Tuesday 15 January 2013

SA weather lowers Goldman hopes for soybean prices

14th Jan 2013, by Agrimoney
Goldman Sachs cut its forecast for soybean prices, citing better prospects for South American crops, but forecast profits ahead for investors in the oilseed – and in corn and wheat too.

The downgrade came amid a flurry of reaction to a slew of US Department of Agriculture data on Friday which have been, broadly, perceived as bullish for prices, and helped futures in corn, soybeans and wheat gain more than 2% on Monday.
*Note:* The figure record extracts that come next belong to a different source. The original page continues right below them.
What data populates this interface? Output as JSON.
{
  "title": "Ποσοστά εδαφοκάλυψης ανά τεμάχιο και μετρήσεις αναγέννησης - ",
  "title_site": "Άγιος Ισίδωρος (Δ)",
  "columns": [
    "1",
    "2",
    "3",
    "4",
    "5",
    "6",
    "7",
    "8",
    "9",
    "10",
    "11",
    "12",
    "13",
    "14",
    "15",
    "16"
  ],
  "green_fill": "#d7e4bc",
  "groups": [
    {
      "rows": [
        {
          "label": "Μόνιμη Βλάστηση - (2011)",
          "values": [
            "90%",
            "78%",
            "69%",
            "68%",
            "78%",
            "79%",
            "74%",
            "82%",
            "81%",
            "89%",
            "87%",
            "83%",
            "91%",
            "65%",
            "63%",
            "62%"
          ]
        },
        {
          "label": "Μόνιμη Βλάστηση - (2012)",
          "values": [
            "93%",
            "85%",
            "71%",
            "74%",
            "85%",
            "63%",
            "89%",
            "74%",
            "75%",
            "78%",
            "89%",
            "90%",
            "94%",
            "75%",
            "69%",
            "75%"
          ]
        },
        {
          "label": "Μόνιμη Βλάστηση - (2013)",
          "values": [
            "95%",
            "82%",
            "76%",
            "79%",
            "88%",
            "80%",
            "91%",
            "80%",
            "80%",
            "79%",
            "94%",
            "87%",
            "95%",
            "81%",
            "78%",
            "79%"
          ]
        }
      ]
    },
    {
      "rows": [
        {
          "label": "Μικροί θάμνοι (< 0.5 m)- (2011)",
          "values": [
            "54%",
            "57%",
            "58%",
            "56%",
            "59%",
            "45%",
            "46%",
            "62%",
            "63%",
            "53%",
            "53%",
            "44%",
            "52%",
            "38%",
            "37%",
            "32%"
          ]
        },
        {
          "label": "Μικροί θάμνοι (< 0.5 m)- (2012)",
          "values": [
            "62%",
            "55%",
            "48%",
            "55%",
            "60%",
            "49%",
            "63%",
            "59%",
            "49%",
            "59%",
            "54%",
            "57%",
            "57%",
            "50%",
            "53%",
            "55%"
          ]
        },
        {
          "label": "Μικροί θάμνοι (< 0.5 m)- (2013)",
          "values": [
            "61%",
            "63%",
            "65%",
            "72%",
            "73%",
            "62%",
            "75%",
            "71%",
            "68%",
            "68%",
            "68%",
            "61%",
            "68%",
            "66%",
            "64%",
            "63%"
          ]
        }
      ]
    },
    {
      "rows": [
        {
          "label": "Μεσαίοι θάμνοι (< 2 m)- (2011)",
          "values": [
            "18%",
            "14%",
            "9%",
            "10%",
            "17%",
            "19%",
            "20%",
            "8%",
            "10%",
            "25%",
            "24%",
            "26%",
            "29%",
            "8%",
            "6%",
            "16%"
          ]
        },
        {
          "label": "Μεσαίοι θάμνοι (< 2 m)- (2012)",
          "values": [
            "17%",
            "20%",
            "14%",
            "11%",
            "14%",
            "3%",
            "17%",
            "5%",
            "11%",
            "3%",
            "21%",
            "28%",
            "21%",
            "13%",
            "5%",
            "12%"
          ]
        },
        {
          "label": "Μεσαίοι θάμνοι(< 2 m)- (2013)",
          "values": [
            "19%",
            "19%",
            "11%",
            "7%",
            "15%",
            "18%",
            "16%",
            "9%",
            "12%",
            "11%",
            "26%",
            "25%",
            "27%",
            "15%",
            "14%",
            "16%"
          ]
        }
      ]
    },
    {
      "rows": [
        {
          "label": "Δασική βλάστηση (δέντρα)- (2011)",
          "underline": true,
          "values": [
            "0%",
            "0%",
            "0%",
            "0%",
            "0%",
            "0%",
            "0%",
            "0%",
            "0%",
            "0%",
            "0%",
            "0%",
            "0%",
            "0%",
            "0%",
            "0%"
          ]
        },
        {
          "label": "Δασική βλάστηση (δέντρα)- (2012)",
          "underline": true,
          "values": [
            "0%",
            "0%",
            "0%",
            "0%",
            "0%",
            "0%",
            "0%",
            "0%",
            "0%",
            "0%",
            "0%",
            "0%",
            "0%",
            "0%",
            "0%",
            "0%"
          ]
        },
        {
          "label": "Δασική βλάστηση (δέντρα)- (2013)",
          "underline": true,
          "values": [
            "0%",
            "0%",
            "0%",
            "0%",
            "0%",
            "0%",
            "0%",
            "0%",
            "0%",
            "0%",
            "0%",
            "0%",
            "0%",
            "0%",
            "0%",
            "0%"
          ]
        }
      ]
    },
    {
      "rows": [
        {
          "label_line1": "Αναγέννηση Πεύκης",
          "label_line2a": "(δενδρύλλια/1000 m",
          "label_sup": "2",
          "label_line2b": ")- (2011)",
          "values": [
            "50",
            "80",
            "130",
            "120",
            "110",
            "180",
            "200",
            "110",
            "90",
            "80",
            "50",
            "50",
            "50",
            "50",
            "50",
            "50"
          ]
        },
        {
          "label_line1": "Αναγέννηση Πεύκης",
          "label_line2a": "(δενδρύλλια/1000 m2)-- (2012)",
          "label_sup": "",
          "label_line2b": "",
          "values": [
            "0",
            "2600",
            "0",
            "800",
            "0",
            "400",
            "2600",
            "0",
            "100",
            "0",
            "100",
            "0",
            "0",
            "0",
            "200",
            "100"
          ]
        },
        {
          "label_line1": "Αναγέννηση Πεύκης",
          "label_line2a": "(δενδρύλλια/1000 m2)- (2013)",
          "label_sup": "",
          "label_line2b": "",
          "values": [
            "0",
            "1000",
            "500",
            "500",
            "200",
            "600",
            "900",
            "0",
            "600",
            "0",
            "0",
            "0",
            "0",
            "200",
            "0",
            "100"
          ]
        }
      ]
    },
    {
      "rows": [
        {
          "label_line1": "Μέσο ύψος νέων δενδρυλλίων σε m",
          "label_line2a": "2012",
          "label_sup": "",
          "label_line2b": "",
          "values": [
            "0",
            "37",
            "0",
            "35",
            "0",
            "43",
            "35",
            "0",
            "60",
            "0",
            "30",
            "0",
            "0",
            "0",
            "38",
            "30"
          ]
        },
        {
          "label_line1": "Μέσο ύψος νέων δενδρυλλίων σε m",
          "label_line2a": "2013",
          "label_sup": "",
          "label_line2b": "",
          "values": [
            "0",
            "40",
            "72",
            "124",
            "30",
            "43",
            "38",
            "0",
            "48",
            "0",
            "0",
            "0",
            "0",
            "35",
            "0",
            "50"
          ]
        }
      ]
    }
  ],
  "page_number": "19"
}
Goldman sliced by $1.25 to $15.50 a bushel its forecast for soybean prices in three months' time, and by $1.50 to $14.00 its forecast for values on a six-month timescale.

It viewed as "neutral" USDA revisions on Friday to the domestic soybean balance sheet figures, which raised the estimate for 2012 production, citing lower abandonment than had been thought and a greater resilience in yield to last year's drought, but lifted ideas of domestic consumption too.

'Low levels of stocks'

However, the bank said that the recent improvement in South American weather - if coming too late to prevent a delayed sowing season and therefore signalling a slow start to 2012-13 exports from the likes of Brazil – pointed to a strong end result.

"We expect strong US exports to bring US soybean inventories to low levels by March 1, supporting soybean prices," Goldman analyst Damien Courvalin said.

"Beyond that, and barring further deterioration in South American weather, the large ramp-up in South America exports from April on will likely bring soybean prices lower."

'Above the forward curve'

It added that it while not changing its forecast for prices in 12 months' time, of $13.50 a bushel, risks to the estimate were "skewed to the downside".

"Average weather conditions in the US in 2013 would also bring a large supply response in the US and push prices sharply lower in the second half of 2013," Mr Courvalin said.

Nonetheless, the bank's forecasts were "still above the current forward curve" for Chicago futures, which showed soybean prices at $12.88 a bushel in a year's time.

The May and July 2013 contracts were trading on Monday at a little under $14 a bushel, also well below the Goldman forecasts for three and six months.

'Prices will need to rally'

The bank kept its forecasts too for corn and wheat futures above the futures curve.

For corn, Goldman said that - after the USDA on Friday cut its estimate for domestic stocks at the close of 2012-13, citing unexpectedly resilient demand from livestock feeders – "prices will need to rally in the first half of 2013 to achieve the required slowdown in feed use".

For the 2013 crop, "while we see the potential for sharply lower prices in the second half of the year, we believe that better US weather will be required for this move to materialise", Mr Courvalin said.

For wheat, Goldman said that USDA estimates for world stocks were still liable to "modest downward revision" after the forecast for the Argentine harvest was cut only modestly, to 11.0m tonnes, above estimates from most other forecasters.

However, the bank also flagged a disappointing pace of US wheat exports so far in 2012-13, which will require "further improvement soon" to meet USDA estimates.